The whole "oh yeah, you guys eat healthy" was kinda shitty. She should be ashamed for catering to her child in such an unhealthy way.



GlockMom
by Platinum Member on Jun. 26, 2013 at 8:32 PM
3 moms liked this
She shouldn't be disappointed. She is the one who has fed them and conditioned them to eat the way they eat. I don't fight food battles but I also don't cater. If my kids don't like their meal they can either not eat or make themselves an alternate meal. I would never stop at a junk food place to grab them something. By doing that she is conditioning them to be rude guests as adults.

She may be a lovely lady but she setting her kids up to be "those kids" that no one wants as guests.


Quoting Birdseed:




Quoting GlockMom:





The whole "oh yeah, you guys eat healthy" was kinda shitty. She should be ashamed for catering to her child in such an unhealthy way.
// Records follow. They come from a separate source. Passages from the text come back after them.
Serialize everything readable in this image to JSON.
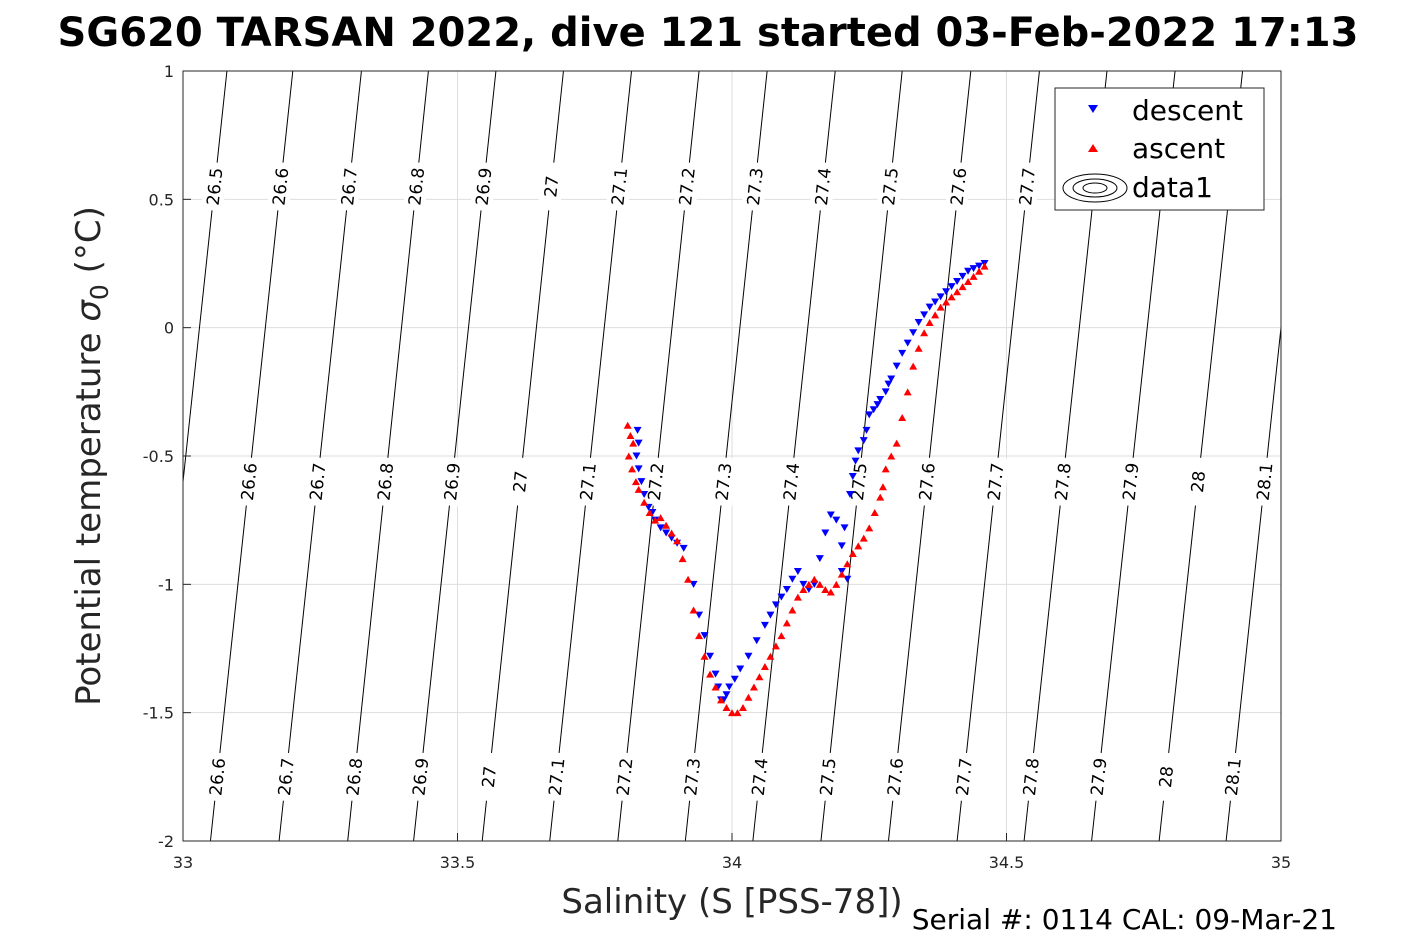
{
  "chart_data": {
    "type": "scatter",
    "title": "SG620 TARSAN 2022, dive 121 started 03-Feb-2022 17:13",
    "xlabel": "Salinity (S [PSS-78])",
    "ylabel_prefix": "Potential temperature ",
    "ylabel_sigma": "σ",
    "ylabel_sub": "0",
    "ylabel_suffix": " (°C)",
    "xlim": [
      33,
      35
    ],
    "ylim": [
      -2,
      1
    ],
    "xticks": [
      33,
      33.5,
      34,
      34.5,
      35
    ],
    "xtick_labels": [
      "33",
      "33.5",
      "34",
      "34.5",
      "35"
    ],
    "yticks": [
      -2,
      -1.5,
      -1,
      -0.5,
      0,
      0.5,
      1
    ],
    "ytick_labels": [
      "-2",
      "-1.5",
      "-1",
      "-0.5",
      "0",
      "0.5",
      "1"
    ],
    "grid": true,
    "legend_position": "top-right",
    "legend": [
      "descent",
      "ascent",
      "data1"
    ],
    "footer": "Serial #: 0114  CAL: 09-Mar-21",
    "density_contours": {
      "levels": [
        26.5,
        26.6,
        26.7,
        26.8,
        26.9,
        27,
        27.1,
        27.2,
        27.3,
        27.4,
        27.5,
        27.6,
        27.7,
        27.8,
        27.9,
        28,
        28.1
      ],
      "labels": [
        "26.5",
        "26.6",
        "26.7",
        "26.8",
        "26.9",
        "27",
        "27.1",
        "27.2",
        "27.3",
        "27.4",
        "27.5",
        "27.6",
        "27.7",
        "27.8",
        "27.9",
        "28",
        "28.1"
      ],
      "salinity_at_minus2": [
        32.93,
        33.05,
        33.175,
        33.3,
        33.42,
        33.545,
        33.668,
        33.792,
        33.915,
        34.038,
        34.162,
        34.285,
        34.41,
        34.532,
        34.655,
        34.778,
        34.9
      ],
      "salinity_at_plus1": [
        33.08,
        33.2,
        33.325,
        33.447,
        33.57,
        33.693,
        33.817,
        33.94,
        34.064,
        34.188,
        34.31,
        34.435,
        34.56,
        34.683,
        34.807,
        34.93,
        35.05
      ]
    },
    "series": [
      {
        "name": "descent",
        "color": "#0000ff",
        "marker": "triangle-down",
        "x": [
          33.828,
          33.83,
          33.826,
          33.83,
          33.835,
          33.84,
          33.848,
          33.855,
          33.86,
          33.87,
          33.88,
          33.89,
          33.9,
          33.912,
          33.93,
          33.94,
          33.95,
          33.96,
          33.97,
          33.975,
          33.98,
          33.985,
          33.99,
          33.995,
          34.005,
          34.015,
          34.03,
          34.045,
          34.06,
          34.07,
          34.08,
          34.09,
          34.1,
          34.11,
          34.12,
          34.13,
          34.14,
          34.15,
          34.16,
          34.17,
          34.18,
          34.19,
          34.2,
          34.2,
          34.21,
          34.205,
          34.215,
          34.22,
          34.225,
          34.23,
          34.24,
          34.245,
          34.25,
          34.258,
          34.265,
          34.27,
          34.28,
          34.285,
          34.29,
          34.3,
          34.31,
          34.32,
          34.33,
          34.34,
          34.35,
          34.36,
          34.37,
          34.38,
          34.39,
          34.4,
          34.41,
          34.42,
          34.43,
          34.44,
          34.45,
          34.46
        ],
        "y": [
          -0.4,
          -0.45,
          -0.5,
          -0.55,
          -0.6,
          -0.65,
          -0.7,
          -0.72,
          -0.75,
          -0.78,
          -0.8,
          -0.82,
          -0.84,
          -0.86,
          -1.0,
          -1.12,
          -1.2,
          -1.28,
          -1.35,
          -1.4,
          -1.45,
          -1.45,
          -1.43,
          -1.4,
          -1.37,
          -1.33,
          -1.28,
          -1.22,
          -1.16,
          -1.12,
          -1.08,
          -1.05,
          -1.02,
          -0.98,
          -0.95,
          -1.0,
          -1.02,
          -1.0,
          -0.9,
          -0.8,
          -0.73,
          -0.75,
          -0.85,
          -0.95,
          -0.98,
          -0.78,
          -0.65,
          -0.58,
          -0.52,
          -0.48,
          -0.44,
          -0.4,
          -0.34,
          -0.32,
          -0.3,
          -0.28,
          -0.25,
          -0.22,
          -0.2,
          -0.15,
          -0.1,
          -0.06,
          -0.02,
          0.02,
          0.05,
          0.08,
          0.1,
          0.12,
          0.14,
          0.16,
          0.18,
          0.2,
          0.22,
          0.23,
          0.24,
          0.25
        ]
      },
      {
        "name": "ascent",
        "color": "#ff0000",
        "marker": "triangle-up",
        "x": [
          33.81,
          33.815,
          33.82,
          33.812,
          33.818,
          33.825,
          33.83,
          33.84,
          33.85,
          33.86,
          33.87,
          33.88,
          33.89,
          33.9,
          33.91,
          33.92,
          33.93,
          33.94,
          33.95,
          33.96,
          33.97,
          33.98,
          33.99,
          34.0,
          34.01,
          34.02,
          34.03,
          34.04,
          34.05,
          34.06,
          34.07,
          34.08,
          34.09,
          34.1,
          34.11,
          34.12,
          34.13,
          34.14,
          34.15,
          34.16,
          34.17,
          34.18,
          34.19,
          34.2,
          34.21,
          34.22,
          34.23,
          34.24,
          34.25,
          34.26,
          34.27,
          34.275,
          34.28,
          34.29,
          34.3,
          34.31,
          34.32,
          34.33,
          34.34,
          34.35,
          34.36,
          34.37,
          34.38,
          34.39,
          34.4,
          34.41,
          34.42,
          34.43,
          34.44,
          34.45,
          34.46
        ],
        "y": [
          -0.38,
          -0.42,
          -0.45,
          -0.5,
          -0.55,
          -0.6,
          -0.63,
          -0.68,
          -0.72,
          -0.75,
          -0.74,
          -0.77,
          -0.8,
          -0.83,
          -0.9,
          -0.98,
          -1.1,
          -1.2,
          -1.28,
          -1.35,
          -1.4,
          -1.45,
          -1.48,
          -1.5,
          -1.5,
          -1.48,
          -1.44,
          -1.4,
          -1.36,
          -1.32,
          -1.28,
          -1.24,
          -1.2,
          -1.15,
          -1.1,
          -1.05,
          -1.02,
          -1.0,
          -0.98,
          -1.0,
          -1.02,
          -1.03,
          -1.0,
          -0.96,
          -0.92,
          -0.88,
          -0.85,
          -0.82,
          -0.78,
          -0.72,
          -0.66,
          -0.62,
          -0.55,
          -0.5,
          -0.45,
          -0.35,
          -0.25,
          -0.15,
          -0.08,
          -0.02,
          0.02,
          0.05,
          0.08,
          0.1,
          0.12,
          0.14,
          0.16,
          0.18,
          0.2,
          0.22,
          0.24
        ]
      }
    ]
  }
}
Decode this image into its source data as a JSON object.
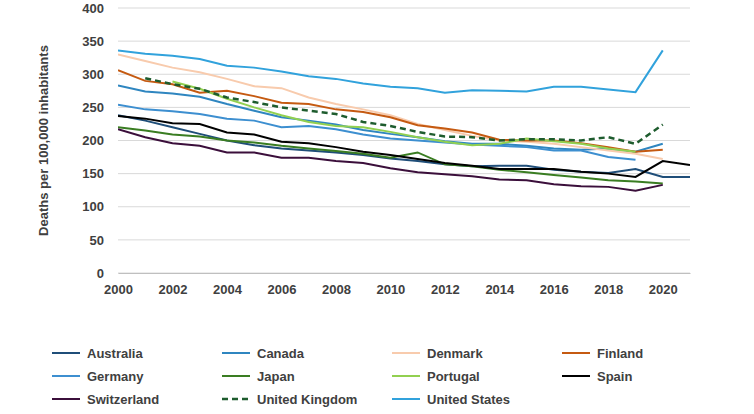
{
  "chart_data": {
    "type": "line",
    "y_label": "Deaths per 100,000 inhabitants",
    "x": [
      2000,
      2001,
      2002,
      2003,
      2004,
      2005,
      2006,
      2007,
      2008,
      2009,
      2010,
      2011,
      2012,
      2013,
      2014,
      2015,
      2016,
      2017,
      2018,
      2019,
      2020,
      2021
    ],
    "xlim": [
      2000,
      2021
    ],
    "xticks": [
      2000,
      2002,
      2004,
      2006,
      2008,
      2010,
      2012,
      2014,
      2016,
      2018,
      2020
    ],
    "ylim": [
      0,
      400
    ],
    "yticks": [
      0,
      50,
      100,
      150,
      200,
      250,
      300,
      350,
      400
    ],
    "grid": true,
    "legend": "bottom",
    "series": [
      {
        "name": "Australia",
        "color": "#1f4e79",
        "line_style": "solid",
        "values": [
          238,
          230,
          220,
          210,
          200,
          193,
          188,
          185,
          182,
          178,
          173,
          169,
          164,
          161,
          162,
          162,
          156,
          153,
          151,
          157,
          145,
          145
        ]
      },
      {
        "name": "Canada",
        "color": "#2f86c0",
        "line_style": "solid",
        "values": [
          283,
          274,
          271,
          266,
          255,
          245,
          235,
          230,
          224,
          216,
          210,
          205,
          199,
          195,
          195,
          192,
          188,
          186,
          188,
          183,
          195,
          null
        ]
      },
      {
        "name": "Denmark",
        "color": "#f8cbad",
        "line_style": "solid",
        "values": [
          330,
          320,
          310,
          303,
          293,
          282,
          279,
          265,
          255,
          247,
          238,
          225,
          216,
          207,
          200,
          198,
          195,
          190,
          185,
          180,
          172,
          null
        ]
      },
      {
        "name": "Finland",
        "color": "#c55a11",
        "line_style": "solid",
        "values": [
          306,
          290,
          285,
          272,
          275,
          267,
          257,
          255,
          247,
          243,
          235,
          223,
          218,
          212,
          201,
          200,
          200,
          196,
          190,
          183,
          186,
          null
        ]
      },
      {
        "name": "Germany",
        "color": "#3d8fd0",
        "line_style": "solid",
        "values": [
          254,
          247,
          244,
          240,
          233,
          230,
          220,
          222,
          217,
          209,
          203,
          200,
          197,
          194,
          192,
          190,
          185,
          185,
          175,
          171,
          null,
          null
        ]
      },
      {
        "name": "Japan",
        "color": "#3a7d22",
        "line_style": "solid",
        "values": [
          220,
          215,
          209,
          206,
          200,
          197,
          192,
          188,
          184,
          180,
          174,
          182,
          164,
          161,
          156,
          152,
          148,
          144,
          140,
          138,
          135,
          null
        ]
      },
      {
        "name": "Portugal",
        "color": "#92d050",
        "line_style": "solid",
        "values": [
          null,
          null,
          289,
          278,
          263,
          250,
          238,
          228,
          222,
          220,
          213,
          205,
          198,
          193,
          195,
          203,
          199,
          195,
          188,
          183,
          null,
          null
        ]
      },
      {
        "name": "Spain",
        "color": "#000000",
        "line_style": "solid",
        "values": [
          237,
          233,
          226,
          225,
          212,
          209,
          198,
          196,
          190,
          183,
          178,
          172,
          166,
          162,
          157,
          157,
          157,
          153,
          150,
          145,
          169,
          163
        ]
      },
      {
        "name": "Switzerland",
        "color": "#3b0f3b",
        "line_style": "solid",
        "values": [
          217,
          205,
          196,
          192,
          182,
          182,
          174,
          174,
          169,
          166,
          158,
          152,
          149,
          146,
          141,
          140,
          134,
          131,
          130,
          124,
          133,
          null
        ]
      },
      {
        "name": "United Kingdom",
        "color": "#1e5c2e",
        "line_style": "dashed",
        "values": [
          null,
          294,
          285,
          278,
          265,
          258,
          250,
          245,
          240,
          228,
          222,
          213,
          206,
          205,
          200,
          202,
          202,
          200,
          205,
          195,
          224,
          null
        ]
      },
      {
        "name": "United States",
        "color": "#31a2dc",
        "line_style": "solid",
        "values": [
          336,
          331,
          328,
          323,
          313,
          310,
          304,
          297,
          293,
          286,
          281,
          279,
          272,
          276,
          275,
          274,
          281,
          281,
          277,
          273,
          336,
          null
        ]
      }
    ]
  }
}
I don't think she was being shitty.  She is disappointed about it as well. It's a complicated situation. But it did take me a bit by surprise.

Polkadotted
by Gold Member on Jun. 26, 2013 at 8:56 PM
I will feed the kids before taking them places sometimes. Especially with YSD. She is so brutally honest and often just won't eat. She's not really picky but intense and it takes a lot to work her through things. She only goes a few places without us. Only to people that accept her for the PITA kid she is. I keep telling myself that someday her strong willed nature will be a great attribute.

But we do work really hard on trying things politely and thanking people even if you don't like them. They are younger so there is hope.

As for the kids that come here I try to cook kid friendly meals. Or at least ones I know my kids eat without fussing. OSD has one friend that basically eats nothing but ramen. We usually try to get her to eat what we're having, but then let her fix something if she's still hungry.